Sentry hosted Postgres XID wraparound outage
Sentry · Sentry (hosted)
On Monday, July 20, 2015, hosted Sentry was down for most of the US working day because the primary Postgres database hit transaction-ID wraparound protection and stopped accepting writes.
Postgres uses a 32-bit transaction ID (XID) counter to determine row visibility under MVCC. As the counter approaches its maximum (~2 billion) Postgres will refuse to accept new write commands when fewer than one million IDs remain, to prevent the catastrophic semantic outcomes of wraparound (deleted rows reappearing, updated rows reverting, broken referential integrity). Routine VACUUM (or autovacuum) freezes old XIDs and keeps the counter from running away.
Sentry is “very write-heavy” and stores large relational tables, so they had been continually tuning autovacuum to keep ahead of XID consumption. On July 20 the protection tripped anyway. With writes blocked, the only safe path forward was to let the in-flight autovacuums complete; restarting into Postgres’s single-user mode would have meant interrupting them and potentially extending the outage. They had already failed the primary over to newer hardware with more memory and CPUs dedicated to maintenance, which is where the autovacuums were running.
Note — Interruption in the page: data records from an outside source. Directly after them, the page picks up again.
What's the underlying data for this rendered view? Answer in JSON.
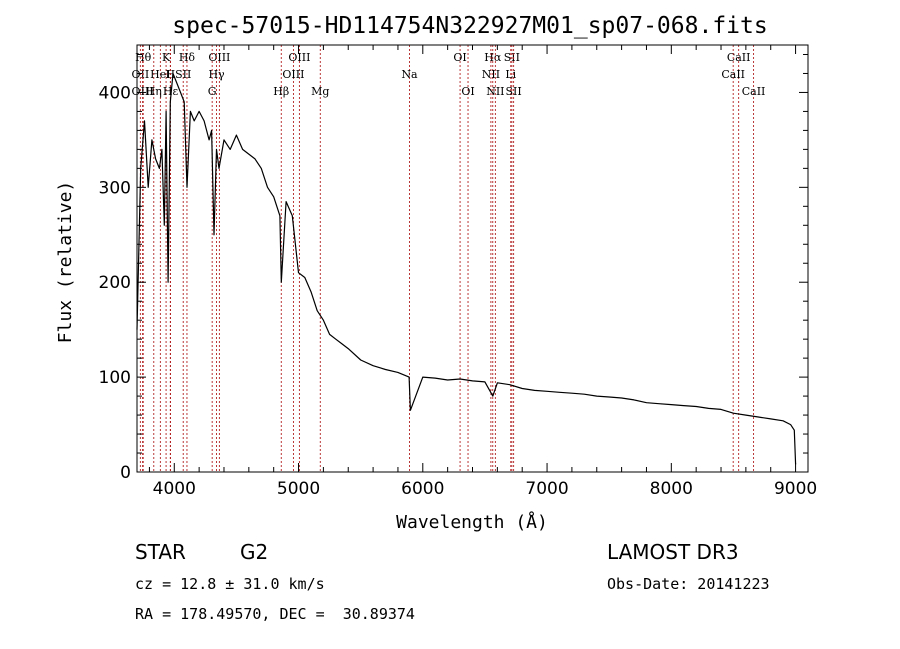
{
  "chart_data": {
    "type": "line",
    "title": "spec-57015-HD114754N322927M01_sp07-068.fits",
    "xlabel": "Wavelength (Å)",
    "ylabel": "Flux (relative)",
    "xlim": [
      3700,
      9100
    ],
    "ylim": [
      0,
      450
    ],
    "xticks": [
      4000,
      5000,
      6000,
      7000,
      8000,
      9000
    ],
    "yticks": [
      0,
      100,
      200,
      300,
      400
    ],
    "series": [
      {
        "name": "spectrum",
        "x": [
          3700,
          3730,
          3760,
          3790,
          3820,
          3850,
          3880,
          3900,
          3920,
          3934,
          3950,
          3968,
          3990,
          4020,
          4050,
          4080,
          4102,
          4130,
          4160,
          4200,
          4240,
          4280,
          4300,
          4320,
          4340,
          4360,
          4400,
          4450,
          4500,
          4550,
          4600,
          4650,
          4700,
          4750,
          4800,
          4850,
          4861,
          4900,
          4950,
          5000,
          5050,
          5100,
          5150,
          5200,
          5250,
          5300,
          5350,
          5400,
          5500,
          5600,
          5700,
          5800,
          5890,
          5900,
          6000,
          6100,
          6200,
          6300,
          6400,
          6500,
          6563,
          6600,
          6700,
          6800,
          6900,
          7000,
          7100,
          7200,
          7300,
          7400,
          7500,
          7600,
          7700,
          7800,
          7900,
          8000,
          8100,
          8200,
          8300,
          8400,
          8500,
          8600,
          8700,
          8800,
          8900,
          8960,
          8990,
          9000
        ],
        "y": [
          150,
          320,
          370,
          300,
          350,
          330,
          320,
          340,
          260,
          380,
          200,
          390,
          420,
          410,
          400,
          390,
          300,
          380,
          370,
          380,
          370,
          350,
          360,
          250,
          340,
          320,
          350,
          340,
          355,
          340,
          335,
          330,
          320,
          300,
          290,
          270,
          200,
          285,
          270,
          210,
          205,
          190,
          170,
          160,
          145,
          140,
          135,
          130,
          118,
          112,
          108,
          105,
          100,
          65,
          100,
          99,
          97,
          98,
          96,
          95,
          80,
          94,
          92,
          88,
          86,
          85,
          84,
          83,
          82,
          80,
          79,
          78,
          76,
          73,
          72,
          71,
          70,
          69,
          67,
          66,
          62,
          60,
          58,
          56,
          54,
          50,
          44,
          8
        ]
      }
    ],
    "spectral_lines": [
      {
        "label": "Hθ",
        "x": 3750,
        "row": 0
      },
      {
        "label": "OII",
        "x": 3727,
        "row": 1
      },
      {
        "label": "OIII",
        "x": 3745,
        "row": 2
      },
      {
        "label": "K",
        "x": 3934,
        "row": 0
      },
      {
        "label": "H",
        "x": 3968,
        "row": 1
      },
      {
        "label": "HeI",
        "x": 3888,
        "row": 1
      },
      {
        "label": "Hη",
        "x": 3835,
        "row": 2
      },
      {
        "label": "Hε",
        "x": 3970,
        "row": 2
      },
      {
        "label": "Hδ",
        "x": 4102,
        "row": 0
      },
      {
        "label": "SII",
        "x": 4072,
        "row": 1
      },
      {
        "label": "OIII",
        "x": 4363,
        "row": 0
      },
      {
        "label": "Hγ",
        "x": 4340,
        "row": 1
      },
      {
        "label": "G",
        "x": 4305,
        "row": 2
      },
      {
        "label": "Hβ",
        "x": 4861,
        "row": 2
      },
      {
        "label": "OIII",
        "x": 5007,
        "row": 0
      },
      {
        "label": "OIII",
        "x": 4959,
        "row": 1
      },
      {
        "label": "Mg",
        "x": 5175,
        "row": 2
      },
      {
        "label": "Na",
        "x": 5893,
        "row": 1
      },
      {
        "label": "OI",
        "x": 6300,
        "row": 0
      },
      {
        "label": "OI",
        "x": 6364,
        "row": 2
      },
      {
        "label": "Hα",
        "x": 6563,
        "row": 0
      },
      {
        "label": "NII",
        "x": 6548,
        "row": 1
      },
      {
        "label": "NII",
        "x": 6584,
        "row": 2
      },
      {
        "label": "SII",
        "x": 6717,
        "row": 0
      },
      {
        "label": "Li",
        "x": 6708,
        "row": 1
      },
      {
        "label": "SII",
        "x": 6731,
        "row": 2
      },
      {
        "label": "CaII",
        "x": 8542,
        "row": 0
      },
      {
        "label": "CaII",
        "x": 8498,
        "row": 1
      },
      {
        "label": "CaII",
        "x": 8662,
        "row": 2
      }
    ]
  },
  "info": {
    "object_class": "STAR",
    "subclass": "G2",
    "survey": "LAMOST DR3",
    "cz": "cz = 12.8 ± 31.0 km/s",
    "obs_date": "Obs-Date: 20141223",
    "coords": "RA = 178.49570, DEC =  30.89374"
  },
  "colors": {
    "line_marker": "#b22222",
    "spectrum": "#000000"
  }
}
After several hours one of the autovacuums apparently failed or did not behave as expected — autovacuum verbosity was not enabled, so the logs offered no answer — and Postgres still refused writes. To keep the rest of the system from drowning while the database was read-only (Redis buffers ballooning, queue depth growing), Sentry flushed the entire event backlog to avoid making the situation worse. The database was eventually returned to a writeable state and Sentry came back online.
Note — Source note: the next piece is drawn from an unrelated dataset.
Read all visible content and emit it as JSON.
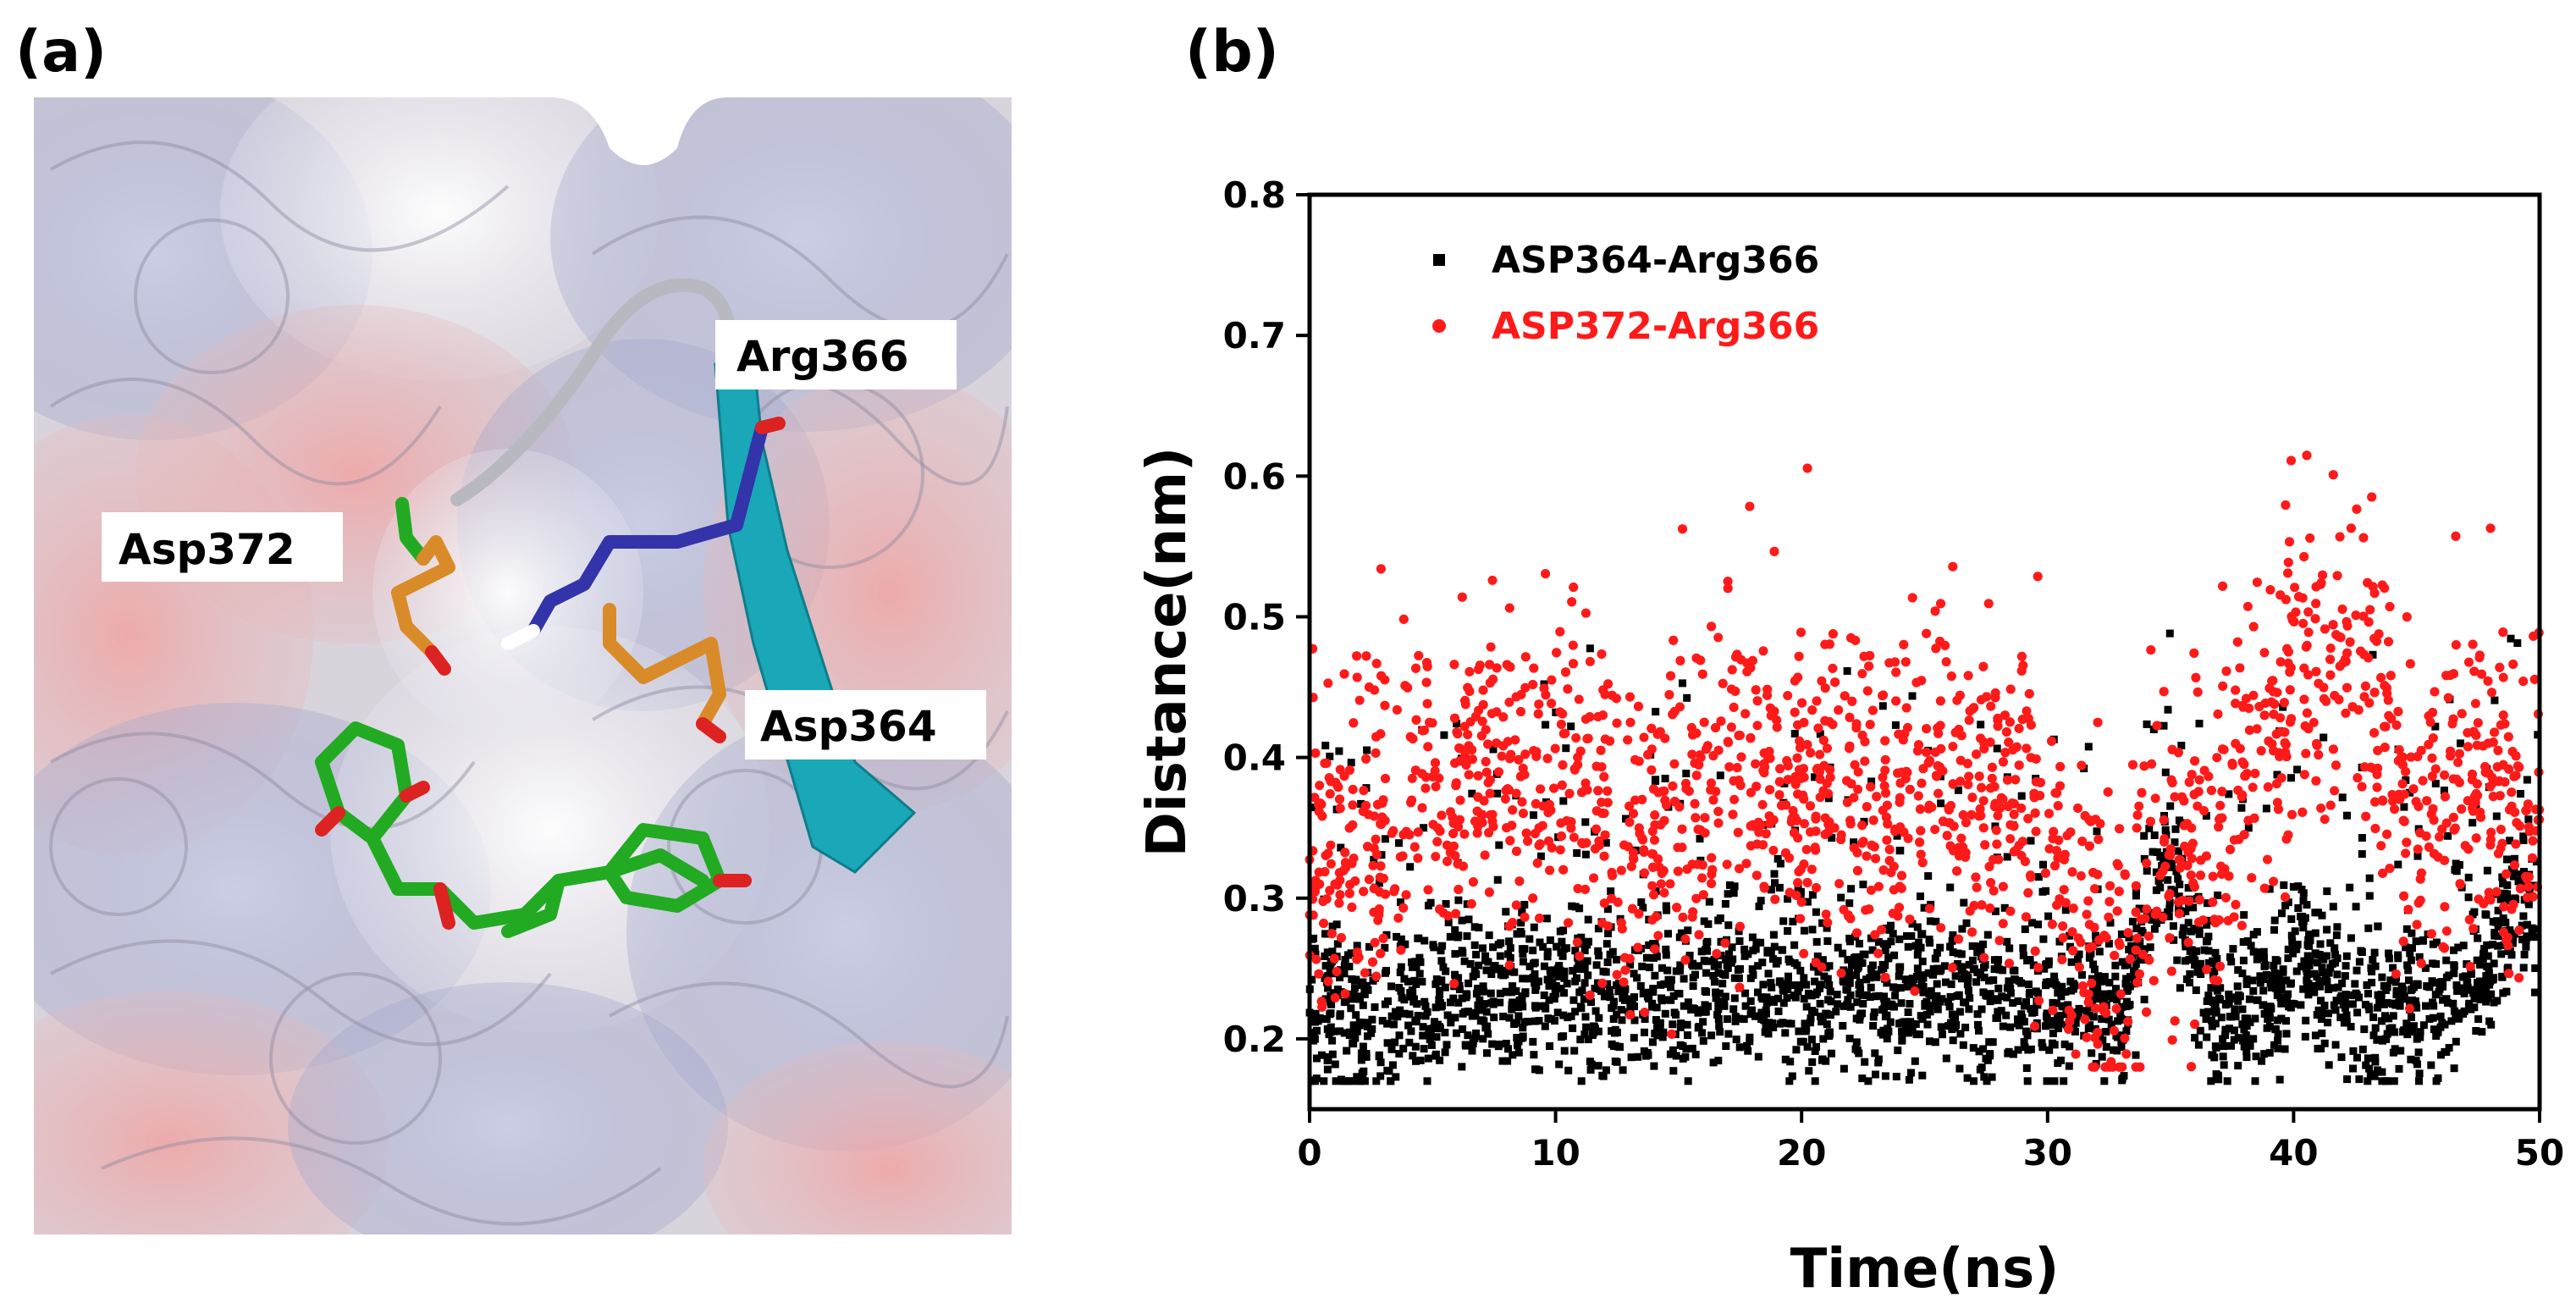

Committed follow-ups: keep autovacuum on and aggressively tuned for a write-heavy workload; provision enough headroom in maintenance memory and CPU that VACUUM can keep up under load; turn on autovacuum verbosity so future post-mortems aren’t blind to which vacuum did what; and treat XID consumption as a first-class observability metric, since “we’ll notice when it gets close” is not actually true at scale.